Everything at the lab was getting bumped for Mac's prison case, so Stella didn't know the results of the trace left on Maria's knuckles yet. She just had to hope they'd discover something definitive there.
They also hadn't found Maria's necklace in Morgenstern's house. Angell had double-checked with Maria's mother, and she said Maria had indeed worn the necklace when she left for work the previous day.
Any decent lawyer would blow through that evidence like a shotgun through cardboard, and Bracey-no matter how annoying she might be-was more than a decent lawyer.
They needed the proverbial smoking gun.
Stella liked it better when criminals were stupid. Then they were easy to intimidate with circumstantial evidence. Morgenstern, though, wouldn't intimidate easily, especially after what he went through on that rape case.
She had read up on Morgenstern's case. The actual rapist didn't look anything like Morgenstern, but he did match the general description. The victim never got a good look at her attacker, so her ID of him wasn't solid, but Morgenstern's alibi for the time of the rape had simply been that he was alone in his Belmont apartment, which hadn't helped his case.
In all fairness, Stella could see how he would be wary of the NYPD after being put through the wringer like that.
But at the end of the day, he was still the most viable suspect they had.
They just needed to prove it.
She needed to prove it.
Walking to the counter, she put on a pot of coffee.
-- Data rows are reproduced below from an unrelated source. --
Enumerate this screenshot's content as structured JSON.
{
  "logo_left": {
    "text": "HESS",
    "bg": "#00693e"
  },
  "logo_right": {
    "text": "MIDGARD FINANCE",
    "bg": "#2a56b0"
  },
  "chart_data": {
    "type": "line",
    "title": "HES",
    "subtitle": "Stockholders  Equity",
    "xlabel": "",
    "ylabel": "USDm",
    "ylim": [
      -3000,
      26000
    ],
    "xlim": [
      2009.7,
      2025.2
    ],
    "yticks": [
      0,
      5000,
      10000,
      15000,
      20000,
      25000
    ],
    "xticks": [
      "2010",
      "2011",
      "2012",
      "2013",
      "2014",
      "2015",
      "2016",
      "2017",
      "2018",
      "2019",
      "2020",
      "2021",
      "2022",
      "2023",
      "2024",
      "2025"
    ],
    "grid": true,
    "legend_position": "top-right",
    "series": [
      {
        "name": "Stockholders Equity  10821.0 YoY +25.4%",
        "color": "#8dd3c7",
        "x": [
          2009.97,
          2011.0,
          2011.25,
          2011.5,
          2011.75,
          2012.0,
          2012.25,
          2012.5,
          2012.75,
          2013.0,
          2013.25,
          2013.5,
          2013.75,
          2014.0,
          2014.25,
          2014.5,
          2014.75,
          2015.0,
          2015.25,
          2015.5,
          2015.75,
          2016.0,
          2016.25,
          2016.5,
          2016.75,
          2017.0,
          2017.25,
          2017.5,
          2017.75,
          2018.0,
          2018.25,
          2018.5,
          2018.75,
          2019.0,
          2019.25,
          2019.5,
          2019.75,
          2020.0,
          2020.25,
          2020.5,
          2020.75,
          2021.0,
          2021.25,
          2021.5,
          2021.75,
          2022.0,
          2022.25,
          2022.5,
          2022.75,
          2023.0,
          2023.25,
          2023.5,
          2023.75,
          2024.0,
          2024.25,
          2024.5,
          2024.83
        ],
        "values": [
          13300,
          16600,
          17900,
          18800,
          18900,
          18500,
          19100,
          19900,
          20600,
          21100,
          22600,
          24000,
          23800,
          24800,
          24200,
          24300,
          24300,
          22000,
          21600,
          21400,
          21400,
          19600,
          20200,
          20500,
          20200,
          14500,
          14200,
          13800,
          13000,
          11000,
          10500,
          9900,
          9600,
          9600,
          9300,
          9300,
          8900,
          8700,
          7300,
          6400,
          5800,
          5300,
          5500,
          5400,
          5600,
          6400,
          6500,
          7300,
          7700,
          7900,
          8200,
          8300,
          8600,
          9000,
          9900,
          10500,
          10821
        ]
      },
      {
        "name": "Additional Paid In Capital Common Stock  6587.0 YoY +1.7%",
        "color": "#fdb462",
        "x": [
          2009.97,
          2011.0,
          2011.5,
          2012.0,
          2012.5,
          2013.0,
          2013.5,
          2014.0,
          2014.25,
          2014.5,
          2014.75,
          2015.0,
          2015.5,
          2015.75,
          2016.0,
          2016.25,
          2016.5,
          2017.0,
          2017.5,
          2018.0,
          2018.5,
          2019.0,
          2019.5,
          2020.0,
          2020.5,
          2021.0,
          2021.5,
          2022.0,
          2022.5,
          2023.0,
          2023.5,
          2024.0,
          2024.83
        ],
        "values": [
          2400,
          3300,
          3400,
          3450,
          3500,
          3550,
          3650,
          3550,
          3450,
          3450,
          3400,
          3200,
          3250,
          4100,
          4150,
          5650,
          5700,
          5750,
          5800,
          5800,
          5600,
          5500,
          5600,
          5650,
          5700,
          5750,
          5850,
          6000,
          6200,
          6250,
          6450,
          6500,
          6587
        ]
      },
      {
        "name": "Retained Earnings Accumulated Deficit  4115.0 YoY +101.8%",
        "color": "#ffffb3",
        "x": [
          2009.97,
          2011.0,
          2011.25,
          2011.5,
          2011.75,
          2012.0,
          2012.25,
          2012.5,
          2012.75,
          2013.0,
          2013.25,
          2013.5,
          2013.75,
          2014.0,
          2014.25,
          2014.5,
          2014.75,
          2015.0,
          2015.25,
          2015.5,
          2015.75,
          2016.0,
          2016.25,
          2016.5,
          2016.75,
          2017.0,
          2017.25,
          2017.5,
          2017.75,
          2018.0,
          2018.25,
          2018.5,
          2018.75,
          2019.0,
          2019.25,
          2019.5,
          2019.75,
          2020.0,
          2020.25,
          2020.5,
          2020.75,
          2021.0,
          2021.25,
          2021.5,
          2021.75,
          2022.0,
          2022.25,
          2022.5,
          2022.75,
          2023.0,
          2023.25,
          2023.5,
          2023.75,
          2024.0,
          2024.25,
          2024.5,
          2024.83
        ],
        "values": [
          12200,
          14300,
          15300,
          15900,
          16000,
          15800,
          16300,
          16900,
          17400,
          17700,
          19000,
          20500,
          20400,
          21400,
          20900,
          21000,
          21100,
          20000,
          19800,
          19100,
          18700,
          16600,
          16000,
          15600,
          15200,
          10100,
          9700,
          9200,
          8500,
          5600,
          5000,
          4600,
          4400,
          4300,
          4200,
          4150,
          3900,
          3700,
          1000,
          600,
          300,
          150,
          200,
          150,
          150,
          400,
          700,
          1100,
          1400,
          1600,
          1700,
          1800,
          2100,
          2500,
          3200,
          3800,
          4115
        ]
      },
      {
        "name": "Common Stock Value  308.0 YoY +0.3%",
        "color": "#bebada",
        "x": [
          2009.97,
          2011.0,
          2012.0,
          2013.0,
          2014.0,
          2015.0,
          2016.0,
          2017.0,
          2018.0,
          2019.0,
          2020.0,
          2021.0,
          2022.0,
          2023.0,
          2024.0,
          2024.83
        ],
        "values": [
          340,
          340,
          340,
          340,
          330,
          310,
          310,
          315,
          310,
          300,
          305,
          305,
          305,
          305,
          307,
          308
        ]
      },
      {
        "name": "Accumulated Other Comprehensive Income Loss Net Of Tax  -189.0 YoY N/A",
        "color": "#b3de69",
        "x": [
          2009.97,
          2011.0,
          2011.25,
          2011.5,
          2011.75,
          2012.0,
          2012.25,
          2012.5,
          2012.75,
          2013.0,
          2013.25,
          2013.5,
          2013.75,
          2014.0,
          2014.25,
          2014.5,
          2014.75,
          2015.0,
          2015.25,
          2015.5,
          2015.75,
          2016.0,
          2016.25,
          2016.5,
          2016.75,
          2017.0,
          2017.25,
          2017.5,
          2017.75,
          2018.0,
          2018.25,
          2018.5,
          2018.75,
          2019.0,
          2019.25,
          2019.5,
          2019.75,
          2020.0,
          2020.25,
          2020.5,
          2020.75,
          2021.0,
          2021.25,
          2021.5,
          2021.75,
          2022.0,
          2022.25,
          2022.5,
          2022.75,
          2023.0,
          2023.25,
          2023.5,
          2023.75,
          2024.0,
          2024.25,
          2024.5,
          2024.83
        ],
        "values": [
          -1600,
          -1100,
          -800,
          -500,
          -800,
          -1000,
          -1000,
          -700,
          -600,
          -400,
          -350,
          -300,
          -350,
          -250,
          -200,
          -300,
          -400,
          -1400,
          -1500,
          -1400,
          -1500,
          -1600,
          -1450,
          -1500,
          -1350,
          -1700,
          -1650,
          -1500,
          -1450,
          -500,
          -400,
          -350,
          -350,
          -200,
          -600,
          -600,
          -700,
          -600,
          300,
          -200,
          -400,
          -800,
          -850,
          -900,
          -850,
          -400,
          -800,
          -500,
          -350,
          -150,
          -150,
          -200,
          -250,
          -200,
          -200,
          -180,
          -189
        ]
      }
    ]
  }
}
No sense trying to get back to sleep now. She'd down some caffeine, shower, and maybe go to the gym. She suddenly felt the need to take out her frustrations on an innocent punching bag.
I'm jogging, just like I do every night.
The night wind is blowing in my face.
The car takes the place of the wind, shining light that blinds me.
I know the drill. I don't stop them from searching me.
I think it's insane, but I know better than to resist.
That's what they taught me, you do what the cops tell you to do.
I don't know where the money in my pocket came from. I don't know why they're handcuffing me.
I do know how it makes me feel. I'm helpless. No control. Just like in the ER, when the patient won't come back to life no matter what I do.
No control.
A man says I shot someone. I don't know what he's talking about.
A lawyer tells me he's on my side, even though he questions me the same way a suspect is questioned.
I'm put in jail, forced to wear a prison uniform instead of my own clothes.
I'm handcuffed if I'm taken anywhere outside the prison.
And then he comes to visit me.
Shane Casey.
He did this to me.
He took my control away. And no one will believe me.
Hawkes woke up as his alarm went off. He was still having the dream.
Part of him figured he should talk to that departmental shrink. Mac had recommended it after he was released, but it wasn't a requirement. Maybe he'd ask Stella how it worked out for her after Frankie attacked her.
Or maybe he'd just talk to Stella. She'd been tied up and threatened, her wrists bound as if they were handcuffed. She knew what it was like to be helpless.
To lose control.
Sitting in his darkened apartment, the lights of the city that never slept casting odd shadows in his bedroom, Sheldon Hawkes was willing to admit that the thing that scared him more than anything else was losing control. He became a doctor so he could control life and death, only to find that life and death weren't anywhere near as easy to wrangle as he'd led himself to believe.